Abstract

Few studies have been made on the practice of preliminary interviews, which are sessions that rely on less psychoanalytical theory than the following sessions, in analytical therapies. However, the first sessions with a new patient matter greatly to all analysts—a fact that our study confirms thanks to therapists’ answers to a standardized questionnaire that we validated in a previous study. The clinical observation data in our recently published study on the practice of preliminary interviews in psychoanalysis were collected empirically in the Department of Psychiatry of the Pitié-Salpêtrière University Hospital among 30 therapists—15 therapists with at least 10 years’ experience and 15 therapists with less than 5 years’ experience. They were asked to answer regarding the preliminary interviews with a patient they had seen two to five times by the time they answered the questionnaire. For this study we used an updated version of our questionnaire, with new to-the-point questions regarding the patient’s meta-communication.

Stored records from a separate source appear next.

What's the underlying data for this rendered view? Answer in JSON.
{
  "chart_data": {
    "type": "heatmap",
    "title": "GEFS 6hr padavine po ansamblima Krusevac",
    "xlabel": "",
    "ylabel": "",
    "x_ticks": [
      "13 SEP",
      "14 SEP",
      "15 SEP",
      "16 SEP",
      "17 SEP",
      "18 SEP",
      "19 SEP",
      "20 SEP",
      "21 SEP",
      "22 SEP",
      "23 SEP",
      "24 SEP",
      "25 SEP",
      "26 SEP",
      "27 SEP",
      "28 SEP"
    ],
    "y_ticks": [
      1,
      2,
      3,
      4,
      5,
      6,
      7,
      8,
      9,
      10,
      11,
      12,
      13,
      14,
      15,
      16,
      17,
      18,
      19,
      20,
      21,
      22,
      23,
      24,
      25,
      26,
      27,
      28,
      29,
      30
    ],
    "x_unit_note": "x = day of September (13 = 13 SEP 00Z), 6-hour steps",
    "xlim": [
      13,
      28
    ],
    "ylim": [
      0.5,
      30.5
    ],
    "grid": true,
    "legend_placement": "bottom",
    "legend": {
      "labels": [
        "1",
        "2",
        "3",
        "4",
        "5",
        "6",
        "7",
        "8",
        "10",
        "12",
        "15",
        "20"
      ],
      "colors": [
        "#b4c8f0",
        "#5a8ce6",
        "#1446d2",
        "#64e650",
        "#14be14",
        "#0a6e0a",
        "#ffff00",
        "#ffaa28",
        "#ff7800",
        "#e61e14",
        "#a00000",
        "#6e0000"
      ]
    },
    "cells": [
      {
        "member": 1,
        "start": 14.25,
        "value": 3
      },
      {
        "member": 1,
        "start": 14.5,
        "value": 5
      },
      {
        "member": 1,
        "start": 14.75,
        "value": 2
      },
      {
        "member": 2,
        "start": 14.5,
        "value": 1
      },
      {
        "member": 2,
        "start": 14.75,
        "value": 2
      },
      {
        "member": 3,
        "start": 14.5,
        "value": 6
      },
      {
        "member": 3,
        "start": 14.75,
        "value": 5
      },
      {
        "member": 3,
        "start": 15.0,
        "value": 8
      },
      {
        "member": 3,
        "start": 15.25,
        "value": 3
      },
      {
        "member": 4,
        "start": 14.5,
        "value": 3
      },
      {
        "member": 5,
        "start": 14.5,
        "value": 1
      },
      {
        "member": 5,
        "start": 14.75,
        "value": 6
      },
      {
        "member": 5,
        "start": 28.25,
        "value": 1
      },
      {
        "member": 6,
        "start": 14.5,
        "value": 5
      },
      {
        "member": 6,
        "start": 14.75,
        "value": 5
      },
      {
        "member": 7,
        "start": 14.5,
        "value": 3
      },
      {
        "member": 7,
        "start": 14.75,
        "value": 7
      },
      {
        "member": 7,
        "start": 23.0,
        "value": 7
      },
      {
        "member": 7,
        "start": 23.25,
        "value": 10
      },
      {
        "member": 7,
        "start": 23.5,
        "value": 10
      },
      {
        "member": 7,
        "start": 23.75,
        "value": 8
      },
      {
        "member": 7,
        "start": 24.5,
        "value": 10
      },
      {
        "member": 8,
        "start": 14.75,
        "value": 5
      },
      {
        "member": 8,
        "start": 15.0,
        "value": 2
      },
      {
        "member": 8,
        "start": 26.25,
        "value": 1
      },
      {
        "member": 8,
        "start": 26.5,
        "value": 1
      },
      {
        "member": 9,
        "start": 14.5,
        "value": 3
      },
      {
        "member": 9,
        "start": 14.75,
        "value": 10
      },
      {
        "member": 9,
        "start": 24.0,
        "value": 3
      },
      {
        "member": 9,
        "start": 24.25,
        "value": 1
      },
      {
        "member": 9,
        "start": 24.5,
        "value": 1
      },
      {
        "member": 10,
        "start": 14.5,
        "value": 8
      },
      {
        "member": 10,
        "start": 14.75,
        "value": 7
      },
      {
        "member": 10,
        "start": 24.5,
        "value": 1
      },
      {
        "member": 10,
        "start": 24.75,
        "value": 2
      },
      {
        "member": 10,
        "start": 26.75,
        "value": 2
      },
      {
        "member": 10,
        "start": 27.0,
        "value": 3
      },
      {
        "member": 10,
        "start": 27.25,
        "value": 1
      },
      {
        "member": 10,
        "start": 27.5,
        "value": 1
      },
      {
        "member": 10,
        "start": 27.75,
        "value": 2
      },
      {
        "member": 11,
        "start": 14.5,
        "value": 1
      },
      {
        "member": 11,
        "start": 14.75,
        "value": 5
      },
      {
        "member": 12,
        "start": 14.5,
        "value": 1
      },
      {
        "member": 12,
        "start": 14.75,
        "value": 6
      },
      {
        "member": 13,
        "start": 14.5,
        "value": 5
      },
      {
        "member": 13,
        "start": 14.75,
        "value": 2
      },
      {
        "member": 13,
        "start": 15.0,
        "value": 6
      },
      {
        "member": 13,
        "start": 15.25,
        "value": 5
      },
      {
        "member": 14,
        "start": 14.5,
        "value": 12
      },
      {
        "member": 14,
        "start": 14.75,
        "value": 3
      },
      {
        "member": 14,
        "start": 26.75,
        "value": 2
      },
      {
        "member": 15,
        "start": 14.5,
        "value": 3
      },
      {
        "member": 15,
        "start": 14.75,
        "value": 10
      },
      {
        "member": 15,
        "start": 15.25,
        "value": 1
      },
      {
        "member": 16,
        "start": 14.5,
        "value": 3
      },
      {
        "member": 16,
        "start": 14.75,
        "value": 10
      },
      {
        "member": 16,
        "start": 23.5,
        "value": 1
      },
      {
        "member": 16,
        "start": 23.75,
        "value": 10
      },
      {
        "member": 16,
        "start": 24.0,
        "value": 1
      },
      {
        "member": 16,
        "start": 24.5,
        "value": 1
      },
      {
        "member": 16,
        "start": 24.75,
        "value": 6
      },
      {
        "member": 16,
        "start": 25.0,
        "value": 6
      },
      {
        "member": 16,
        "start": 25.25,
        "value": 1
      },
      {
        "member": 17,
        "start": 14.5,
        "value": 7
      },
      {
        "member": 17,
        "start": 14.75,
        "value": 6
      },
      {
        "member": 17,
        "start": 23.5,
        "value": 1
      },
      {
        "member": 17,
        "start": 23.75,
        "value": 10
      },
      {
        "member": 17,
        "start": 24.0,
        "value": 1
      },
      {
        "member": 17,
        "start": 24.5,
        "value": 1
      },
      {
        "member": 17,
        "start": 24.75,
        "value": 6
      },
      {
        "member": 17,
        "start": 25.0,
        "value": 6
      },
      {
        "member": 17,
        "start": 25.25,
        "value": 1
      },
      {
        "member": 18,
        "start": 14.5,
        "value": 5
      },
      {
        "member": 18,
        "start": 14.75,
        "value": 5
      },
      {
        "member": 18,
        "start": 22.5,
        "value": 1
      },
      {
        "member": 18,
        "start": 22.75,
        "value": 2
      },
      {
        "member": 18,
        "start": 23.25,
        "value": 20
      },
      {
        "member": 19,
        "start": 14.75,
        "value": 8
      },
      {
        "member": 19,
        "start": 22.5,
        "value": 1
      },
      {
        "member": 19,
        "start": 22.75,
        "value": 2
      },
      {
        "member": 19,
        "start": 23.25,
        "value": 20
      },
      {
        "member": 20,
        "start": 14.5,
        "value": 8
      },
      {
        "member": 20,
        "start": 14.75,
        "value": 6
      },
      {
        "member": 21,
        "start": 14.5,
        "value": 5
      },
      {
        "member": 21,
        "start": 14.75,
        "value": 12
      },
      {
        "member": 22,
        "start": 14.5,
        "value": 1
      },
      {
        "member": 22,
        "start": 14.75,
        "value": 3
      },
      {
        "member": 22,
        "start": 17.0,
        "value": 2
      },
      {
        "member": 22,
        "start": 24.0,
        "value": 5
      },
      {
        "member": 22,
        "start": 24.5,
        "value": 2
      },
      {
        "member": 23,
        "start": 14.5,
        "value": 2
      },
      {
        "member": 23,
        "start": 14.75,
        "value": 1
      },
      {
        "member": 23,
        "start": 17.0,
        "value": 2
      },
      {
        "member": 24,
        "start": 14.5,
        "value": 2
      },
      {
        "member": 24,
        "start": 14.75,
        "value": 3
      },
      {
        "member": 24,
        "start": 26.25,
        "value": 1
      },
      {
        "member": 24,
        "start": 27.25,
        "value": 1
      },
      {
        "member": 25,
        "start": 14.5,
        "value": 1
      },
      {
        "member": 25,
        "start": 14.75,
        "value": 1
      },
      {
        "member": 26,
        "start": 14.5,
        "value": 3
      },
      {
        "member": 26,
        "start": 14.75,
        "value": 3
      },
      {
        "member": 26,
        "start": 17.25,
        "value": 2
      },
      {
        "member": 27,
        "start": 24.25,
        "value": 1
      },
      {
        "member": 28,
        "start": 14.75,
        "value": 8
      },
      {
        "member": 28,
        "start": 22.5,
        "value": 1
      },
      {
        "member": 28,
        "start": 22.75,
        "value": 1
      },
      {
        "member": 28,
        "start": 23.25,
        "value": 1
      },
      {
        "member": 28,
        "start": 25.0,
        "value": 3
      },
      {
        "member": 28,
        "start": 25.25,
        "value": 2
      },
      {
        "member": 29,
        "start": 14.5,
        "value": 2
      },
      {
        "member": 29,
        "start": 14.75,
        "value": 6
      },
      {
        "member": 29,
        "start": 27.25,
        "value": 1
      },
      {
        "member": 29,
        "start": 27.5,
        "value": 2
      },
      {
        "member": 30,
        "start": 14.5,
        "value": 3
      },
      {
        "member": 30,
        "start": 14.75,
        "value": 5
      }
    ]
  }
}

Thirty-six items cover five variables chosen according to the therapist’s degree of involvement in his decision to follow that patient. An additional evaluation scoring sheet, with a validated inter-judge reliability, allows the data to be assessed by members of the psychoanalyst group. The results of the evaluation scoring sheet are the “objective” aspect of the research. The questions regarding the five variables we focus on, allow the therapists to evaluate whether or not they feel they have answered the questionnaire. Their own assessment of their clinical work is the “subjective” aspect of the study. Though the patient’s meta-communication is slight during the very first sessions, all of the therapists involved in this study are able to spot it as one of the most promising elements for a psychoanalysis to be possible. The clinical data allow us to speculate that the psychodynamic hypothesis is worked out on the basis of what is heard of the patient’s meta-communication abilities. This is supported by psychoanalytical theory on the one band and on the other band by what the analyst’s experiences in his understanding of transference and counter-transference.